背筋を伸ばして背後に立つ彼女と、そこから生えているはずの手が同じ身体のように思えない動きで、朱莉の頭に丁寧にヘアカラーのクリームを馴染ませてゆく。
「人間ってさ、見た目九割はホントなのよ。それで人生が変わるって言ってもいいわね」
「なんだか大げさな気もしますけど」
「見た目で最初の人間関係が決まる。雰囲気で波長が合いそうだと思う人が寄ってくるのよ。そしたらどうなると思う?」
「え、と。その人達に影響される、とか?」
「そうね。誰だって人は初対面からいい顔をしたいものだから、話を合わせたり、態度を合わせたりするわよね。意志の弱い子はそのまま染まってしまって、言動も変わってゆくし、素行もグループにあわせたものになる。だけどそれに反発したらどうなると思う?」
「ううん……喧嘩、になるのかな?」
「ふふ、喧嘩にはならないけどね。ただ、変な奴って言われるの。この世界はね自分の好きな姿と自分の考えをしっかり持てば持つほど、変人扱いされるのよ。自分たちの偏見を盾に、イメージと違うってね」
霊も同じだ自分の勝手な思い込みで寄ってくる。ただ彼らはこちらが相手をしなければそれ以上は何もしてこないし、言ってもこない。
「勝手な話ですね」
「勝手だけど、多数意見ってそういうもの。そういう人たちが、見た目九割の理屈を支えているのよ。だから無理に外見から変えることはしないほうがいいの」しかしシンディはこうも言う。そうしたほうが良かったって人もいるにはいるが、それは中身が伴っていたって事だと。

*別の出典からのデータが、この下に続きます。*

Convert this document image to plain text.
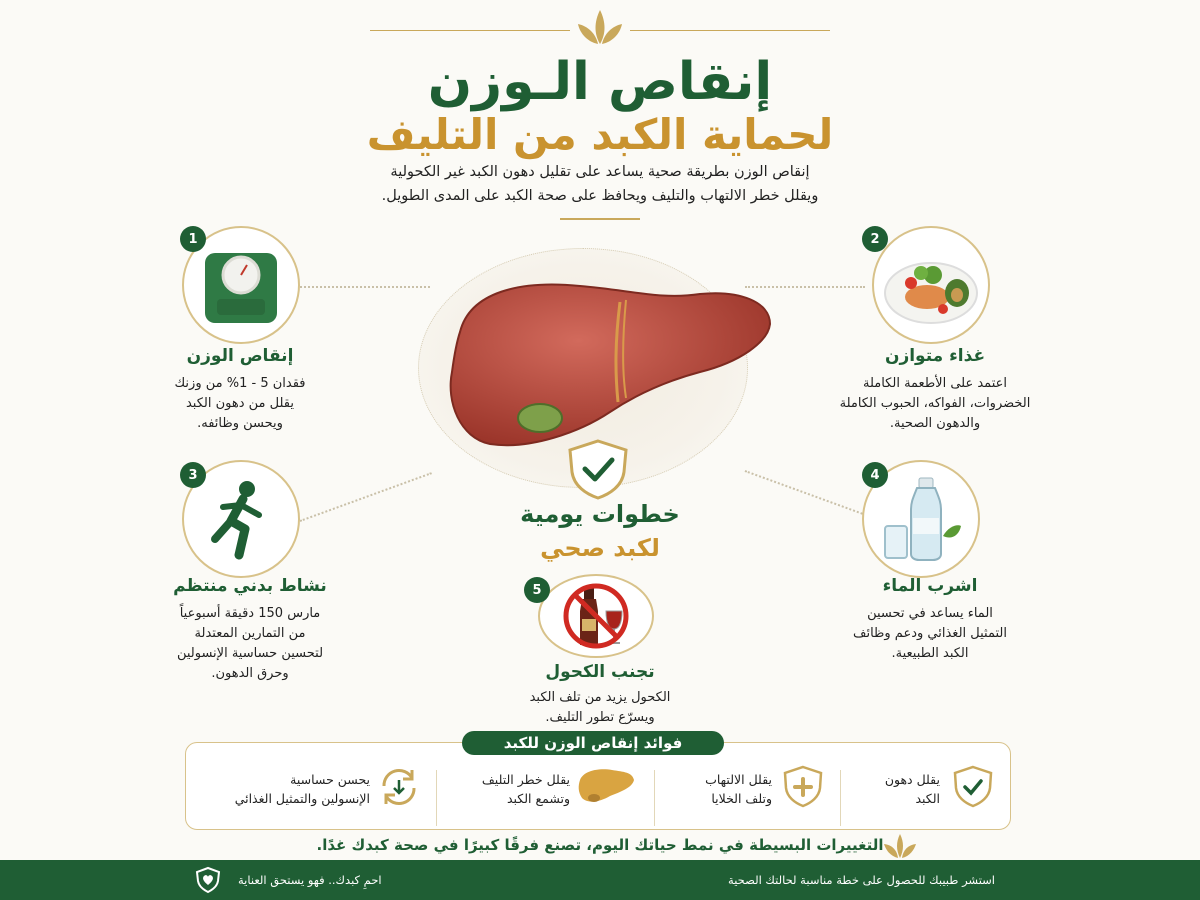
إنقاص الـوزن
لحماية الكبد من التليف
إنقاص الوزن بطريقة صحية يساعد على تقليل دهون الكبد غير الكحولية
ويقلل خطر الالتهاب والتليف ويحافظ على صحة الكبد على المدى الطويل.
خطوات يومية
لكبد صحي
1
إنقاص الوزن
فقدان 5 - 1% من وزنك
يقلل من دهون الكبد
ويحسن وظائفه.
2
غذاء متوازن
اعتمد على الأطعمة الكاملة
الخضروات، الفواكه، الحبوب الكاملة
والدهون الصحية.
3
نشاط بدني منتظم
مارس 150 دقيقة أسبوعياً
من التمارين المعتدلة
لتحسين حساسية الإنسولين
وحرق الدهون.
4
اشرب الماء
الماء يساعد في تحسين
التمثيل الغذائي ودعم وظائف
الكبد الطبيعية.
5
تجنب الكحول
الكحول يزيد من تلف الكبد
ويسرّع تطور التليف.
فوائد إنقاص الوزن للكبد
يقلل دهون
الكبد
يقلل الالتهاب
وتلف الخلايا
يقلل خطر التليف
وتشمع الكبد
يحسن حساسية
الإنسولين والتمثيل الغذائي
التغييرات البسيطة في نمط حياتك اليوم، تصنع فرقًا كبيرًا في صحة كبدك غدًا.
استشر طبيبك للحصول على خطة مناسبة لحالتك الصحية
احمِ كبدك.. فهو يستحق العناية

美容室でロック姉さんと、こんな話をすることになるとは思わなかった。普通はそこまでお客の事情なんて考えてくれないだろう。ヘアカタログを見せられて、こうしてくれと言われれば、そのままをイメージ通り忠実に仕上げるのが普通だ。
「髪型ひとつで人を幸せに出来る、なんて思っているほど浮かれてないけど、気持ちを変えられる、変えてしまう、ってことは覚悟してるつもり」
そうだ、心の持ちようで人の生き方は変わる。鞠にも言われたことだ。だが、心の持ちようを変えることが、いかに難しい事なのかを教えられもした。だから人は肉体を持って生まれてきているのだと。
「じゃ、じゃあ……えと、今やってもらってるカラーは、あたしの…………?」
「ええ、お気楽に人生楽しまなきゃ、ってイメージで! あなたにぴったりよ」
それを聴いて悪い予感しかしなかった。シンディさん、あなたぶっ飛びすぎてますから。
(ま、鞠さん……あたしって、こういうイメージなの?)
美容室を出て歩道に立ち尽くす朱莉の背後で、引きつるような笑いがこだましている。笑いすぎて声が出せない鞠である。
(あたし、一度くらい言ってみたかったのよ、趣味は人を笑顔にすることだって。でもね……でも、人を笑顔にするって、こういうことじゃないと思うの)
(くッ、苦しい! 死ぬ! 笑い死ぬッ!)
朱莉は冷静に、霊でも腸捻転で死んだりするのだろうか、と考えてみる。
ストレートを生かしたセミロングの内巻きボブカットは、カット担当の加美谷のまさに神業と言えよう、見事にイメチェンに貢献している。だがしかし、この夕陽の赤に難なく染まりきってしまうような髪色はなんだ。
(あっはっは! でも、いいじゃない、似合ってるわよ!)
シンディは確かに言った。
髪型で生き方を変えてしまえると。
そして朱莉も言った。
軽い感じで、お任せしますと。
「シンディさん……あたしにこれで、学校に行けと?」思わず口から漏れた。「生き方変えるって、あきらかに、確かに、絶対、そおりゃあぁあああ! 変わるわい! つーか、あたしがよっぽど揺るぎない反社会的ポリシー持ってるって思われるじゃんか! どーすんだよぉおおおおお!」
叫んでみたものの、美容室に殴り込む勇気はなかった。あまりに加美谷とシンディ夫妻の笑顔が純粋に、眩しく、慈愛に満ちていたからだ。
とっても素敵だよ、女の子を楽しみなさい、と。